Why One Texas Legislator Wants a Special Session On Marriage Equality
From Texas Standard:
Recent polls suggest the majority of Americans agree with the Supreme Court’s landmark ruling legalizing same-sex marriage, but opposition to same-sex marriage remains prevalent in southern states like Texas and Louisiana.
Just this week, Texas Attorney General Ken Paxton said that county clerks don’t need to issue marriage licenses if doing so goes against their faith. Paxton and other opponents of same-sex marriage argue that the government shouldn’t be allowed to interfere with how someone practices their faith.
Now one Texas State Representative is expanding on that argument — trying to get the government out of the business of issuing marriage licenses altogether, regardless of the couples' genders.
Rep. David Simpson (R-Longview) is calling onGov. Greg Abbott to convene a special session of the legislature to — as he puts it — “protect marriage from government.”
“Government marriage just really needs to go away,” Simpson tells the Texas Standard. “It’s cheapened it, it’s redefined it, it’s parceled it out for profit.” Simpson’s solution? “Let’s just get government and marriage separated from one another.”
However, many of the benefits that come with marriage — healthcare, social security, disability, adoption — require an official state recognition of marriage for the benefits to take effect.

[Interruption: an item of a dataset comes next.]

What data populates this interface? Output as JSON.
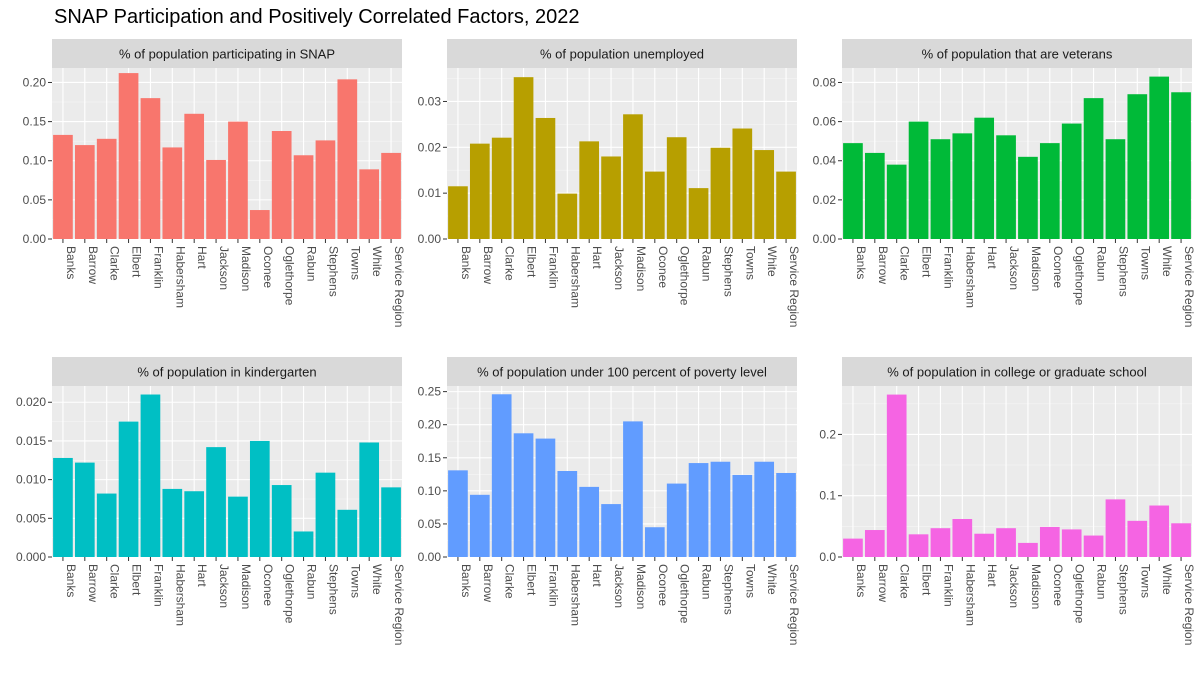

So how would Simpson’s plan affect eligibility for benefits for those families? “The state should — and can — continue to recognize marriage. What I’m saying is let’s end its issuance of marriage licenses,” he says. “Government didn’t create marriage. It should recognize it and protect it, but let’s just end it as the authorizer of marriage.”
Simpson argues that the issuance of a marriage license isn’t what makes a marriage official or special. “I’ve never shown my marriage license to anyone,” he says. “I’m not sure where it is.”
So what does Simpson think we should do in place of having county clerks issue marriage licenses?
“For people who don’t wish to have a religious ceremony, they could just present a certificate of their relationship formalizing it, and have it approved by a public notary,” he says. “Allow people to go to any willing clergy consistent with their conscience, and respect for their culture, and let them proceed that way.”
Supporters of same-sex marriage argue that Simpson’s proposal is hypocritical — that conservatives want marriage to be a states' rights issue when it suits them but when they lose before the Supreme Court, they want government out of marriage altogether. Simpson’s response? “I’m sure that is how some are gonna see it. My own conviction? [Marriage] has been that way for a long time. We should divorce marriage from government if we want to protect it.”
Simpson is clear on what he believes constitutes a marriage: “I think the state should recognize and respect marriage as an institution between one man and one woman,” he says, “and I don’t think we should be in the business of actually approving something otherwise.”
For Simpson, having the government recognize same-sex marriages de-legitimizes marriage as an institution.
“It’d be like recognizing wrong math or erroneous math as good,” he says. “That’s not correct.”